慕情10


 あまり耳にしたことがない単語だったので思わず反復してしまった。恋バナとはなんだ?恋するバナナの略か?新手のキッズアニメか?

 

 なんてかまととぶっちゃう私なのでした。


「恋バナって、確か修学旅行でしかしちゃいけないんじゃないの?それを破ったら収監されるって学内ではもっぱらの噂だけど」

 実は恋バナの知識に富んでいた私は彼女にサラッと聞き返す。


「いや、確か、反対運動派の意見を組して法律が改正されて、修学旅行に限らず外泊時だったら懲罰の対象外になったって、今朝の新聞に乗ってたよ」口をなめらかに滑らせて彼女が世論について教えてくれた。


「へえ、そうなんだ。でもさ、」


 やっぱり自分が知っていることだけが全てでは無いなと己を戒めてもいいが、その前に恋バナの定義として聞いておきたいことがあった。


「恋バナって恋人同士ではしなくない?」


 やっと言えたこの一言。私もそうだが彼女もいささか戯れ言が好物としすぎるきらいがある。まぁそれも私の影響という説は否めないのだけど。


「うふふふ、もー冗談だよ桜ちゃん」


 ベットの上から手をパタパタさせて楽しげに笑う彼女。冗談にしてはいまいち意図が不明なおふざけだった。いや意図のはっきりしてる冗談の方が冗談としてはおかしいか。


「ただ桜ちゃんの口から恋人同士って聞きたかっただけ」

「……ああ」


 しっかりと内在していたその企てが、全く予想打にしていなかったもので、不意打ちを食らったように彼女から目を逸らす。 

 そんな言葉を自然に微笑みながら、なんてことなく言っちゃうところが少し羨ましく、そして恨めしい気もした。でも結局はそれも積み上がる幸福の一部として心の中では収束されていく。
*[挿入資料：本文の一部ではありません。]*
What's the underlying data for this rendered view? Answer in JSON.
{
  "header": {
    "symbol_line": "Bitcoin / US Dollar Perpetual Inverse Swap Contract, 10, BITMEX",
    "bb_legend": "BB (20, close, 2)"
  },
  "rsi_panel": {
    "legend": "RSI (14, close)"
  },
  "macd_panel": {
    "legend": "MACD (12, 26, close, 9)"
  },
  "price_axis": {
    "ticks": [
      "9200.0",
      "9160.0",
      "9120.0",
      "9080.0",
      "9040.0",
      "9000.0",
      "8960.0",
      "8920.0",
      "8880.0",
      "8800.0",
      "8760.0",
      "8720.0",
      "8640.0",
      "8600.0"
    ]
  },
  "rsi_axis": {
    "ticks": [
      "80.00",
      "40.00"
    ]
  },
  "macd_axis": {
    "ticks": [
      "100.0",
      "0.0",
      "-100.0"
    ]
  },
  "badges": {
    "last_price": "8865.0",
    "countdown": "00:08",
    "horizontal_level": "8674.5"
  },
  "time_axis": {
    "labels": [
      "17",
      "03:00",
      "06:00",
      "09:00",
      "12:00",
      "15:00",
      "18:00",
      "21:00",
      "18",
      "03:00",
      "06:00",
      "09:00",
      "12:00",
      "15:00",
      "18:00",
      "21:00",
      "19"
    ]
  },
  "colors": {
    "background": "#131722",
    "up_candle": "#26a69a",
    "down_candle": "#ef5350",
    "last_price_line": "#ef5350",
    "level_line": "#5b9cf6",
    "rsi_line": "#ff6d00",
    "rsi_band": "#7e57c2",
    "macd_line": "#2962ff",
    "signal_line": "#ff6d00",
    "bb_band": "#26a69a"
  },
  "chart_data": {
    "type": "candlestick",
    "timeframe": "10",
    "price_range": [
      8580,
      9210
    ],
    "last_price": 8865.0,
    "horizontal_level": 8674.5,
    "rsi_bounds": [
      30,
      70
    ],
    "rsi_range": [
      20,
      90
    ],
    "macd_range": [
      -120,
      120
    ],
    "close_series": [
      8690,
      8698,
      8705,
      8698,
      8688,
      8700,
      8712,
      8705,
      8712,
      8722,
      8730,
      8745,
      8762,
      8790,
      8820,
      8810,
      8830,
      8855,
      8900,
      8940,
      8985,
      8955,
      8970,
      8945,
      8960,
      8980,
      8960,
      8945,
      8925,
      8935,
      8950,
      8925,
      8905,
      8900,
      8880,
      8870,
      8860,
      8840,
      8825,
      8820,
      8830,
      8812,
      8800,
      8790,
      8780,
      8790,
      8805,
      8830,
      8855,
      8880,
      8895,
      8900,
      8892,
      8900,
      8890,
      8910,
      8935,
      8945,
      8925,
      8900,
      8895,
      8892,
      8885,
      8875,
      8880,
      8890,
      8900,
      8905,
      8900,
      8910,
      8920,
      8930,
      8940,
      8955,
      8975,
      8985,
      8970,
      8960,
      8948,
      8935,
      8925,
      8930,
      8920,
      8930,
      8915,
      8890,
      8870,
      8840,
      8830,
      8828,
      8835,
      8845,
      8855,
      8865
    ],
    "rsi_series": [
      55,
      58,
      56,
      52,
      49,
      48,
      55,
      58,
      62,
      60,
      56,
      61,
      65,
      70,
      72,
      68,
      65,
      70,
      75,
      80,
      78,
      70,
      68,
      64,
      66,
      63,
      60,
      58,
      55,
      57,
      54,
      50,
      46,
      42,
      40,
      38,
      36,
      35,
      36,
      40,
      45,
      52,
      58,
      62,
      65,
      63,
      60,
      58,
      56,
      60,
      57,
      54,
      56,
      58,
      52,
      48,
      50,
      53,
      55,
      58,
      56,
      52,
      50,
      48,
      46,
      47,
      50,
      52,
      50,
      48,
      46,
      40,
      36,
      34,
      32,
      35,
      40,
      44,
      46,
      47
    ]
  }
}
 恋人という実体を持った関係性を、私の口から言わせて確認したいと願った彼女の気持ちは、どう解体しても根本は好意であり、それが嬉しいことに違いはないのだ。


 付き合ってるという確証が欲しい


 その気持ちは私にも分かる。相手のことが好きだからこそ芽生える欲求だろう。

 しかし時にそれは不安からもやってきたりする。まして私達は同性同士だから。


「ちゃんと付き合ってる。恋人同士だよ私達」


 ベットに腰掛ける彼女を見上げ、はっきり口を開いて伝える。そして自分自身の心にも。こうすることでほんのわずかにでも解消されるものがあればいいなと祈るように願って。


「うん。ずっと私のそばにいてね? 桜ちゃん」


 首を傾げた際に一房はらりと落ちた前髪。その奥にある、眼窩の水面を揺らすように彼女は言った。


「約束する」

「ありがと」


 その満足気な顔に私は己が胸中で誓う。口に出せば陳腐になるような不確定の未来の事を。